Betrieb und Wirtschaft | 02. August 2018

Befriedigende Getreideernte in Baden

Von René Bossert
Die Getreideernte in Baden bringt nach Einschätzung der ZG Raiffeisen deutlich geringere Erträge als im Vorjahr, liegt aber merklich höher als im Bundesdurchschnitt. Beim Körnermais werden trockenheitsbedingt Einbußen von mindestens 25 Prozent gegenüber dem Vorjahr erwartet.
„Verglichen mit dem Norden sind wir im Süden ein Stück weit auf der Sonnenseite”, erklärte ZG-Vorstandsvorsitzender Dr. Ewald Glaser am 2. August bei der Erntepressekonferenz auf dem Lindenhof der Familie Geißler in Lichtenau.
Die Erträge liegen in Nordbaden rund 20 % unter dem Fünfjahresdurchschnitt. Im südlichen Rheintal ist das Bild etwas positiver mit Erträgen, die sich knapp unter dem langjährigen Durchschnitt bewegen. Auf der Baar und am Bodensee lagen die Erträge  im langjährigen Durchschnitt. Alles in allem erwartet die ZG eine Getreide-Erfassungsmenge, die um rund 15 % unter dem Vorjahr bei etwa 250.000 Tonnen liegt. 
Die  Wintergerstenernte hat Glaser zufolge die Erwartungen nicht ganz erfüllt, das Ertragsniveau lag bei 5 bis 8 t/ha.

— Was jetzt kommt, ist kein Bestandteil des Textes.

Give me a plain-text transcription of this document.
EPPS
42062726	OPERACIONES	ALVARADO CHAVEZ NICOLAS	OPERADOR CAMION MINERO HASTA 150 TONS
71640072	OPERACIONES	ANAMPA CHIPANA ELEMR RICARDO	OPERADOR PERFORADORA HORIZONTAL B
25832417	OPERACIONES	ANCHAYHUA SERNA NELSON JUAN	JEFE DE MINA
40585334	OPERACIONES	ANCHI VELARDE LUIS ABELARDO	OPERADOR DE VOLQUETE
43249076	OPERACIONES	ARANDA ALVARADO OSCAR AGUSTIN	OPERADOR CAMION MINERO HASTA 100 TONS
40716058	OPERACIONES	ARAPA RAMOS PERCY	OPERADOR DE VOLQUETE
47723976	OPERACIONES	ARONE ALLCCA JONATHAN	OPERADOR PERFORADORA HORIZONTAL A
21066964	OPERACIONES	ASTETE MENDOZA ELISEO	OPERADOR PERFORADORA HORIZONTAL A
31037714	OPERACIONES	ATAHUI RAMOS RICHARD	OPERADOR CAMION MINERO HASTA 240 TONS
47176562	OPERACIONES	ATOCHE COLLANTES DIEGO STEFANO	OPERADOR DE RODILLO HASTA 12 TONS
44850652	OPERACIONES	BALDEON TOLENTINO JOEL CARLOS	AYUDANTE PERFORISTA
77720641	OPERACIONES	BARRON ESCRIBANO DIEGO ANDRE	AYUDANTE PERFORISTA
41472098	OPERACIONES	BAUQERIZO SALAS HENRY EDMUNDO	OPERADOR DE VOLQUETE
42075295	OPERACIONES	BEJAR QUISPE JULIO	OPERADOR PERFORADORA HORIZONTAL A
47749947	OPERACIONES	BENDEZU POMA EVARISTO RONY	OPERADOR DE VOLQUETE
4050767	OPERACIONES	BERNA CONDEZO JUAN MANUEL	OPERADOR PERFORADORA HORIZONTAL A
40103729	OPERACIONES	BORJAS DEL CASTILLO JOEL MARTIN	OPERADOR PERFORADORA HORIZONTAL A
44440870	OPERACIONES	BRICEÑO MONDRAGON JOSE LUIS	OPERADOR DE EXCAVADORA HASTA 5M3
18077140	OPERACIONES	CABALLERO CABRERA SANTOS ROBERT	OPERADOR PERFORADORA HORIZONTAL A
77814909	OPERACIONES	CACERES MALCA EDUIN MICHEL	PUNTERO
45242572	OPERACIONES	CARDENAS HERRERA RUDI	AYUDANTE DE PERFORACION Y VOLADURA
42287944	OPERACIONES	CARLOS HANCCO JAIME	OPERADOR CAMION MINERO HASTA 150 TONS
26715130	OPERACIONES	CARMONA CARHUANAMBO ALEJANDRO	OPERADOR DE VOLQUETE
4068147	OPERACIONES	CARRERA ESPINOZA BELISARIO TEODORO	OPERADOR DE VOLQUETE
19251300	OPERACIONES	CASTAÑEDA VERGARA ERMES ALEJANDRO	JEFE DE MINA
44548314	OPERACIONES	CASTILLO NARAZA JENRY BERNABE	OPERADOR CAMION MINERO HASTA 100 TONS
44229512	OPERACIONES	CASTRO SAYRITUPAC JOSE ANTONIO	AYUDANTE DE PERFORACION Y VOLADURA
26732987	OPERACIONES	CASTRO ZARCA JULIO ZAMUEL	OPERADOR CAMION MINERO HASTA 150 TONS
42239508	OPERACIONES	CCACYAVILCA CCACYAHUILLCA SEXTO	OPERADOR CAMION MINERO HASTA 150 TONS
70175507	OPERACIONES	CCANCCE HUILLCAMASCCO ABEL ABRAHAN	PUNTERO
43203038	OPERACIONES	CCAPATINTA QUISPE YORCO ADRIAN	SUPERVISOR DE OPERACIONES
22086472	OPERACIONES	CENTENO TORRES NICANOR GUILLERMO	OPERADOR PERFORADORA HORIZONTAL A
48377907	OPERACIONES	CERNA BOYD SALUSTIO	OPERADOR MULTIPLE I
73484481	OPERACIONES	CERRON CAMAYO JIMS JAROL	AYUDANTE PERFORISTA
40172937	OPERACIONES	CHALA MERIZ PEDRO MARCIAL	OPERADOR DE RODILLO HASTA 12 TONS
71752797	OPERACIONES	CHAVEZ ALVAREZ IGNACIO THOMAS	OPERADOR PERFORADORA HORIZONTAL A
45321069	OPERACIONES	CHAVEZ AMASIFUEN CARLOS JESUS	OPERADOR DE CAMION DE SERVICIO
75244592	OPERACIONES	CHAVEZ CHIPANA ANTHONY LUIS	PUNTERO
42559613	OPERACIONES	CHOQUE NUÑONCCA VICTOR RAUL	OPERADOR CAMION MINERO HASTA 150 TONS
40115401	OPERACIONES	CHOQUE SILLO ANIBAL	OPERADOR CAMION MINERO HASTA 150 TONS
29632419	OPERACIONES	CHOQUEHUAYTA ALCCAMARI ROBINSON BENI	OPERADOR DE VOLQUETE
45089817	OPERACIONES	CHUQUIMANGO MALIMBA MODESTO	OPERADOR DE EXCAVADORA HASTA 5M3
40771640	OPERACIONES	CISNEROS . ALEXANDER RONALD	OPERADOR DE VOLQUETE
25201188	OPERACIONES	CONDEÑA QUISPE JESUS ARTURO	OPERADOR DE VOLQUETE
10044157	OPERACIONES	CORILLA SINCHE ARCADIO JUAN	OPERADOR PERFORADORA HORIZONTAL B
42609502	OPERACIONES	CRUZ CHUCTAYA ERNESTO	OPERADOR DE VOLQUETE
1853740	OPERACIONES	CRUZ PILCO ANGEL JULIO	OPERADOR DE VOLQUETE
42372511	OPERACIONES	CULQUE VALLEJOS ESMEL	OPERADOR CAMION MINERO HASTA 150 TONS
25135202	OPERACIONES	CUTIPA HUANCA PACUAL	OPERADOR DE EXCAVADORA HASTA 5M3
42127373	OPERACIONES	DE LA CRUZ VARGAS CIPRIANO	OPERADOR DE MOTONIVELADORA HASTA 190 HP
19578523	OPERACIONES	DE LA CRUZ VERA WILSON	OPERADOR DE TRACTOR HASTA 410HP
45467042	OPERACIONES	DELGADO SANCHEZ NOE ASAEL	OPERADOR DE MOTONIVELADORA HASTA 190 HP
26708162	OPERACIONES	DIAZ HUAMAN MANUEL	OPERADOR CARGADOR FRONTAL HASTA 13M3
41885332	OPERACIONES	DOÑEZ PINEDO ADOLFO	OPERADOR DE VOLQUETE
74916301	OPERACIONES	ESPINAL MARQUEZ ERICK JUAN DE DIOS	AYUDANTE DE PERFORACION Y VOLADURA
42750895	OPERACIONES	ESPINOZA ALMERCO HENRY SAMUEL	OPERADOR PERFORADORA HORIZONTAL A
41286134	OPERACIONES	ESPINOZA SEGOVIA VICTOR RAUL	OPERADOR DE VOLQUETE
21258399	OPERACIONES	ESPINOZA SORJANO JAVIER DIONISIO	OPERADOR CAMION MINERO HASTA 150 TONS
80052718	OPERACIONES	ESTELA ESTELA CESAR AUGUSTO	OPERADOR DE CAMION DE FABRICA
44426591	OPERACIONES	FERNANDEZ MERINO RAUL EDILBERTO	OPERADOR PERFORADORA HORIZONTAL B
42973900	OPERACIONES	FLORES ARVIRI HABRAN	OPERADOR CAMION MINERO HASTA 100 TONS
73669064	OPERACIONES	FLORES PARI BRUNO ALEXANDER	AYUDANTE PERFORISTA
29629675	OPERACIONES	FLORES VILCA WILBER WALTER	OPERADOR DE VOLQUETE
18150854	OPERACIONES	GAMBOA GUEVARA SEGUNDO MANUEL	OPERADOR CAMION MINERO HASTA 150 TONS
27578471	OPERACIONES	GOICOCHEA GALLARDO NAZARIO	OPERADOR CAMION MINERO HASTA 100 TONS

Die Hektolitergewichte lagen durchweg über 63 kg.   Die Erzeugerpreise lagen bei 130 bis 140 Euro/ und damit 15 Euro/t  dem Vorjahr.
Bei der Braugerste wird in Deutschland von einer um rund 20 % geringeren Erntemenge als im Vorjahr ausgegangen. Im ZG-Arbeitsgebiet wurden unterdurchschnittliche Mengen mit akzeptablen Qualitäten geerntet. Die Eiweißwerte streuen stark, die Erträge lagen bei 5 t/ha.
Knappheit bei Braugerste
Aufgrund der qualitativ und quantitativ niedrigen Braugerstenernte in Dänemark und Polen  ist die Versorgung der Malzindustrie mit hochwertiger Sommerbraugerste kaum möglich. Mit „Kompromissgerste” aus Futtergerstenbeständen beziehungsweise mit Importgerste müssen die Lücken gefüllt werden. Vorverträge wurden bei der ZG mit Landwirten bereits im Dezember mit 200 Euro/t für integrierte Produktion abgeschlossen. Der Erzeugerpreis in der Ernte 2018 lag bei 180 bis 190 Euro/t.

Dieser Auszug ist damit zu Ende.